The passing of a $2.3 trillion CCP virus relief and government spending bill on Dec. 28 triggered a 180 day countdown for the Pentagon’s UAP (Unidentified Aerial Phenomena) Task Force to release declassified information to the Senate Intelligence Committee about their current intelligence on advanced aerial threats from UFOs or “anomalous aerial vehicles.”
“The newly enacted Intelligence Authorization Act incorporates the Senate Intelligence Committee’s report language calling for an unclassified, all-source report on the UAP phenomenon,” Christopher Mellon, former Deputy Assistant Secretary of Defense for Intelligence during both the Clinton and Bush administrations, said on Twitter. “This was accomplished in the Joint Explanatory Statement accompanying the bill.”
The Act does not provide a guarantee that the federal government will release a comprehensive UAP report of declassified material. But Mellon, who contributed to drafting the new legislation, believes that oversight of the issue is long overdue.
“Consequently, it’s now fair to say that the request for an unclassified report on the UAP phenomenon enjoys the support of both parties in both Houses of Congress,” Mellon said. “Assuming the Executive Branch honors this important request, the nation will at long last have an objective basis for assessing the validity of the issue and its national security implications. This is an extraordinary and long overdue opportunity.”
The Intelligence Authorization Act for FY 2021 was submitted by Sen. Marco Rubio (R-Fla.), the head of the Senate Intelligence Committee. According to the Act, the committee is directing the report to include a “detailed analysis” of UAP data and intelligence reporting collected or held by the Office of Naval Intelligence, data collected by geospatial and signals intelligence and the like, and a “detailed description” of interagency processes for ensuring timely data collection and centralized analysis of all UAP reporting for the federal government.

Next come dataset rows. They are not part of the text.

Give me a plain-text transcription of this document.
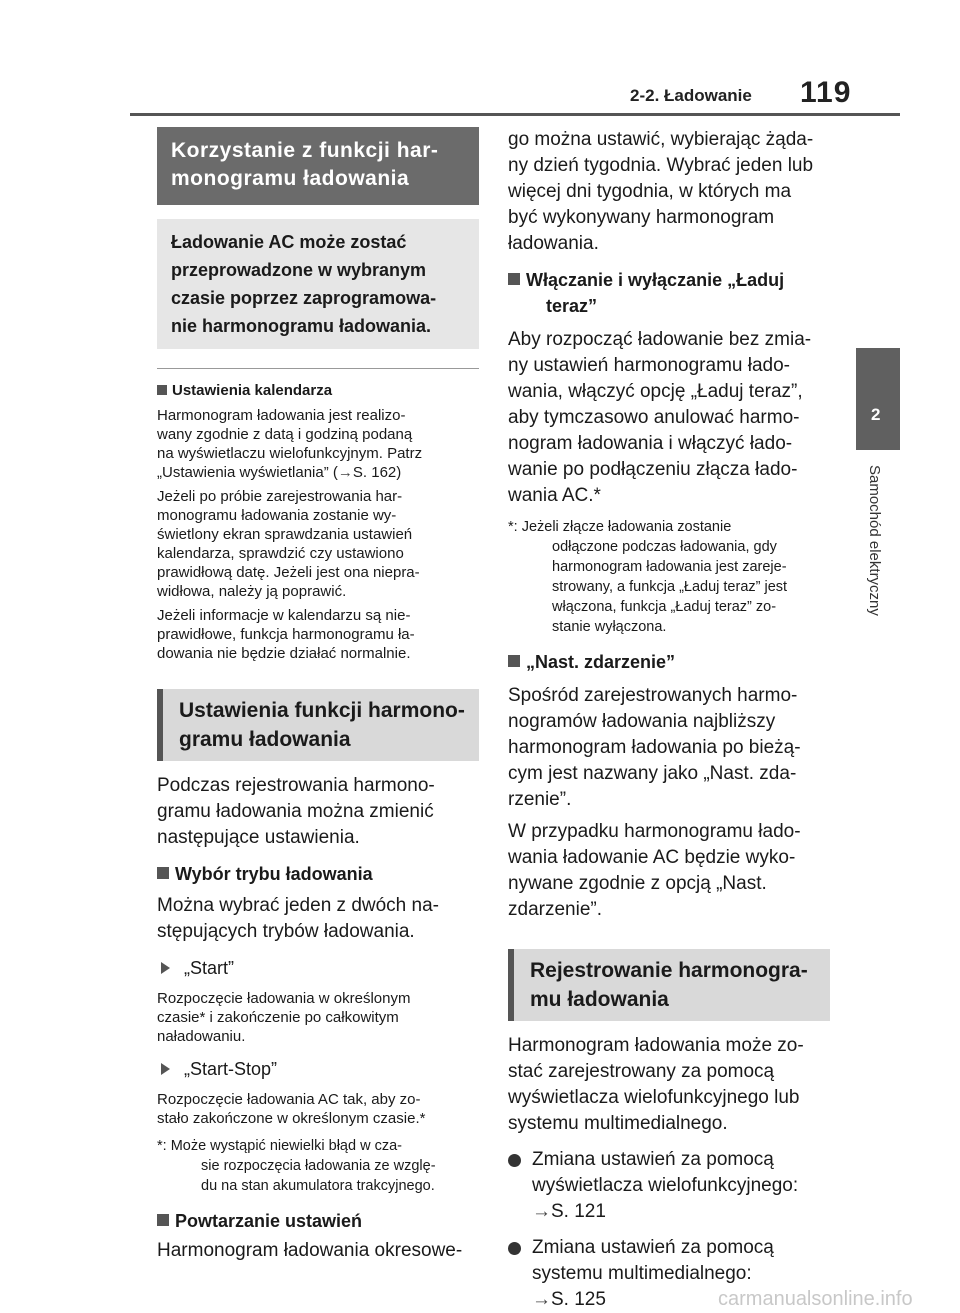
2-2. Ładowanie 119
2
Samochód elektryczny
Korzystanie z funkcji har-
monogramu ładowania
Ładowanie AC może zostać
przeprowadzone w wybranym
czasie poprzez zaprogramowa-
nie harmonogramu ładowania.
Ustawienia kalendarza
Harmonogram ładowania jest realizo-
wany zgodnie z datą i godziną podaną
na wyświetlaczu wielofunkcyjnym. Patrz
„Ustawienia wyświetlania” (→S. 162)
Jeżeli po próbie zarejestrowania har-
monogramu ładowania zostanie wy-
świetlony ekran sprawdzania ustawień
kalendarza, sprawdzić czy ustawiono
prawidłową datę. Jeżeli jest ona niepra-
widłowa, należy ją poprawić.
Jeżeli informacje w kalendarzu są nie-
prawidłowe, funkcja harmonogramu ła-
dowania nie będzie działać normalnie.
Ustawienia funkcji harmono-
gramu ładowania
Podczas rejestrowania harmono-
gramu ładowania można zmienić
następujące ustawienia.
Wybór trybu ładowania
Można wybrać jeden z dwóch na-
stępujących trybów ładowania.
„Start”
Rozpoczęcie ładowania w określonym
czasie* i zakończenie po całkowitym
naładowaniu.
„Start-Stop”
Rozpoczęcie ładowania AC tak, aby zo-
stało zakończone w określonym czasie.*
*: Może wystąpić niewielki błąd w cza-
sie rozpoczęcia ładowania ze wzglę-
du na stan akumulatora trakcyjnego.
Powtarzanie ustawień
Harmonogram ładowania okresowe-
go można ustawić, wybierając żąda-
ny dzień tygodnia. Wybrać jeden lub
więcej dni tygodnia, w których ma
być wykonywany harmonogram
ładowania.
Włączanie i wyłączanie „Ładuj
teraz”
Aby rozpocząć ładowanie bez zmia-
ny ustawień harmonogramu łado-
wania, włączyć opcję „Ładuj teraz”,
aby tymczasowo anulować harmo-
nogram ładowania i włączyć łado-
wanie po podłączeniu złącza łado-
wania AC.*
*: Jeżeli złącze ładowania zostanie
odłączone podczas ładowania, gdy
harmonogram ładowania jest zareje-
strowany, a funkcja „Ładuj teraz” jest
włączona, funkcja „Ładuj teraz” zo-
stanie wyłączona.
„Nast. zdarzenie”
Spośród zarejestrowanych harmo-
nogramów ładowania najbliższy
harmonogram ładowania po bieżą-
cym jest nazwany jako „Nast. zda-
rzenie”.
W przypadku harmonogramu łado-
wania ładowanie AC będzie wyko-
nywane zgodnie z opcją „Nast.
zdarzenie”.
Rejestrowanie harmonogra-
mu ładowania
Harmonogram ładowania może zo-
stać zarejestrowany za pomocą
wyświetlacza wielofunkcyjnego lub
systemu multimedialnego.
Zmiana ustawień za pomocą
wyświetlacza wielofunkcyjnego:
→S. 121
Zmiana ustawień za pomocą
systemu multimedialnego:
→S. 125	carmanualsonline.info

The committee said it was in full support of the efforts of the UAP Task Force at the Office of Naval Intelligence to report on “any links” UAPs are found to have to adversarial foreign governments.
The Department of Defense (DOD) stated in a press release in August that the UAP Task Force will be led by the Department of the Navy.
“The Department of Defense established the UAPTF to improve its understanding of, and gain insight into, the nature and origins of UAPs,” the statement said. “The mission of the task force is to detect, analyze and catalog UAPs that could potentially pose a threat to U.S. national security,” it continued, adding that personnel safety in their operations is of prime importance.
The task force was approved by Deputy Secretary of Defense David L. Norquist on Aug. 4.
In April, a Pentagon spokesperson told ABC News that three UFO videos officially released by the department were “to clear up any misconceptions by the public on whether or not the footage that has been circulating was real or whether or not there is more to the videos.”
“After a thorough review, the department has determined that the authorized release of these unclassified videos does not reveal any sensitive capabilities or systems, and does not impinge on any subsequent investigations of military air space incursions by unidentified aerial phenomena,” the DOD stated.